Suara qari muda itu merdu sekali. Biasa diminta membacakan ayat-ayat suci al-Qur'an dalam kenduri perkawinan dikampungku. Dia akan mewakili kampung kami dalam perlombaan MTQ tingkat Kabupaten tiga bulan ke muka. Nama sang qari muda itu mengingatkan pada nama ayahanda mereka tercinta; Haji Ja'far Shoefie. Buyut kami yang memiliki tiga istri, belasan anak, puluhan cucu dan ratusan piut-cicit itu.

Setelah beberapa kata sambutan yang disampaikan Kepala Desa Datuk M. Syafi'i diteruskan oleh Mudir Madrasah Wak Gus Damiri. Tiba lah pada puncak acara yang ditunggu-tunggu khalayak ramai itu, yang ingin disimak oleh orangtua dan wali murid, yang dicemaskan murid-murid Madrasah sekampung. Perasaan cemas-cemas harap menjalari hati murid-murid Madrasah yang berpakaian rapi seragam baju putih lengan panjang, berkain sarung berikat pinggang, berkopiah hitam.

Enam piala perak dihiasi jurai-jurai pita merah-putih dan sebuah piala kuningan emas berteter atas meja bertaplak kain batik. Sejumlah bingkisan hadiah menumpuk dimeja tersebut. Mata khalayak hadirin sesekali tertuju-terpaku pada sejumlah piala-piala yang bakal menandai penabalan murid berprestasi masing-masing kelas dan jawara umum sang peraih nilai tertinggi. Dan juga khalayak menebak-nebak nama-nama murid-murid Madrasah yang bakal berjaya meraih piala kebanggaan itu. Ramai nama-nama murid masuk dalam bursa pengotahan orang kampung.
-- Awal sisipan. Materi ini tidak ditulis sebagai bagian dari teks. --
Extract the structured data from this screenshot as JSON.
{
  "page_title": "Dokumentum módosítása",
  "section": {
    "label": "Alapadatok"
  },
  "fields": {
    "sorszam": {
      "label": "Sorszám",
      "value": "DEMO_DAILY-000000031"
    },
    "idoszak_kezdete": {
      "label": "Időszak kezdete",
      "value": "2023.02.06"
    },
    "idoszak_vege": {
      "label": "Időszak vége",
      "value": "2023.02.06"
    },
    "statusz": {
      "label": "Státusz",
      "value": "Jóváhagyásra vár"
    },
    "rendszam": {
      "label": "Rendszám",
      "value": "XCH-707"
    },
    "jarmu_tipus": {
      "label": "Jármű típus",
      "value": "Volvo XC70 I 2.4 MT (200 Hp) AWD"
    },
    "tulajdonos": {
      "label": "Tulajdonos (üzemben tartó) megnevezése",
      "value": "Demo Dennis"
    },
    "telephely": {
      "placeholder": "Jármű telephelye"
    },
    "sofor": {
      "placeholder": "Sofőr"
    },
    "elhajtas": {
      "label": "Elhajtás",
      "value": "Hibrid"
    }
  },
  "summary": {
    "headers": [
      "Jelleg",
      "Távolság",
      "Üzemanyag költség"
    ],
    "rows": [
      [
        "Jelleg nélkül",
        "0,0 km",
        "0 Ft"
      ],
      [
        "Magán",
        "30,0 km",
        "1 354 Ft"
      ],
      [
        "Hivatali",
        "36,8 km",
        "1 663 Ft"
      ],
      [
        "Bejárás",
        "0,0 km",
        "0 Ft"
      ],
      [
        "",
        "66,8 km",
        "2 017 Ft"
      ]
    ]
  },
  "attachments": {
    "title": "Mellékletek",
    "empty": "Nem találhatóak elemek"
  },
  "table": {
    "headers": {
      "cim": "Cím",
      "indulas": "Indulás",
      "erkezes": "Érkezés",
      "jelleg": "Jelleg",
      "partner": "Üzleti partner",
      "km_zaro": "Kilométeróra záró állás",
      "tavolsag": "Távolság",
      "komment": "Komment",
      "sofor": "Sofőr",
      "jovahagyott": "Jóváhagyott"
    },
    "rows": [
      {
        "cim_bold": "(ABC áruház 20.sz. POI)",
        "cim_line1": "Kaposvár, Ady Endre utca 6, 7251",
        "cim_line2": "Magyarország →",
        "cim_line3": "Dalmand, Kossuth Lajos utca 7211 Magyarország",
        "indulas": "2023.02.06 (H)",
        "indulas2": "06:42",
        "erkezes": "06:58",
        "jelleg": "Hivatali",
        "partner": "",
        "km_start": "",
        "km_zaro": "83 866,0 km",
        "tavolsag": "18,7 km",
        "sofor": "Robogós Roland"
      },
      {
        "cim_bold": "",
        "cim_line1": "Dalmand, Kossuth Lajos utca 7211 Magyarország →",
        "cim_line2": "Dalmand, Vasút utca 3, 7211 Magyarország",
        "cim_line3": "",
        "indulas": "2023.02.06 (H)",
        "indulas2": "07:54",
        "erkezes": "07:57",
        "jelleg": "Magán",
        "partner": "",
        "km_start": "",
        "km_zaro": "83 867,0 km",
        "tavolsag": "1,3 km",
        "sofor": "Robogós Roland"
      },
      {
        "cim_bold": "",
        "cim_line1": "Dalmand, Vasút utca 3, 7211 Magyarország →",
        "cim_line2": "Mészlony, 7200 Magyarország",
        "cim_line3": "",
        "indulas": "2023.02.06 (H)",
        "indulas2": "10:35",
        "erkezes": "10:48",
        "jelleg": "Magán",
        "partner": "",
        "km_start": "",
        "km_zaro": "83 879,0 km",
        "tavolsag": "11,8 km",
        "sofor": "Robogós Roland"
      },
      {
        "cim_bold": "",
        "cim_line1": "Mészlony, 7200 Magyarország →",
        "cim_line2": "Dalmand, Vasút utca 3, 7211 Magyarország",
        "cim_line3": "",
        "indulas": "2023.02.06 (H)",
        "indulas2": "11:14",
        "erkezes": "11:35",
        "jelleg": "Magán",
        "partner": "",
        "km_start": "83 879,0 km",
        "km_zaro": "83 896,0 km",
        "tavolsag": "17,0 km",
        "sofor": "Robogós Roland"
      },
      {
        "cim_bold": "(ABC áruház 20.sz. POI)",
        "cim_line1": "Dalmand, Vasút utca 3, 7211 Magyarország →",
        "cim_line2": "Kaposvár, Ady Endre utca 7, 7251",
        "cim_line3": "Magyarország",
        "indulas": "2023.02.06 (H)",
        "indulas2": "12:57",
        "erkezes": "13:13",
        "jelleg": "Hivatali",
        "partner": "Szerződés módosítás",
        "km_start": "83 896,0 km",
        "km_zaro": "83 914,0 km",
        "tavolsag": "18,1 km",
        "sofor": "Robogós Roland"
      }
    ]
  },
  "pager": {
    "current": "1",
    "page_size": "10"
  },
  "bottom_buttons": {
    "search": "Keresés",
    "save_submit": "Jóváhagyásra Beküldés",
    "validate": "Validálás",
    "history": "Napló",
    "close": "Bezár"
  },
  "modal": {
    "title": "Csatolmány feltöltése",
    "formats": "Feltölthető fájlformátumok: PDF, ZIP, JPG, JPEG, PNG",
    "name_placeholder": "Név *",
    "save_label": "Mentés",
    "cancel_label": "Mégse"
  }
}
Sepatah dua patah berupa sambutan dan ujar-ujar nasehat dibingkis oleh guru kami, sosok pendidik ulung Wak Gus Damiri. Seolah makin memutar benang kepenasaran khalayak pendengar. Tentu saja, kalimat bersayap menghujam tajam yang dia singgung sejak tadi;"Barang siapa yang bersungguh, pasti beruntung"."Siapa yang menanam benih, akan menuai hasil". "Siapa yang tekun-rajin belajar dan menghapal, insya Allah beroleh kejayaan".

Kalimat-kalimat takjub pembangkit semangat, pelecut kemalasan, penghibur kesusahan itu seolah guyuran air sejuk dikerongkongan penuntut ilmu dipilin haus-dahaga luar biasa. Kata-kata yang keluar ikhlas dari mulut ihsan Guru kami Wak Gus Damiri, telah membuat kepala Wak Nga' yang duduk dipojok tiang tengah masjid kami, tepat disamping kotak tabungan-celengan dari kayu setinggi bahuku ketika duduk terangguk-angguk berkali-kali. Memang Gus Damiri, bukan sosok sembarangan. Kharisma kata dan perbuatannya seiring-sekata. Selaluan-setujuan!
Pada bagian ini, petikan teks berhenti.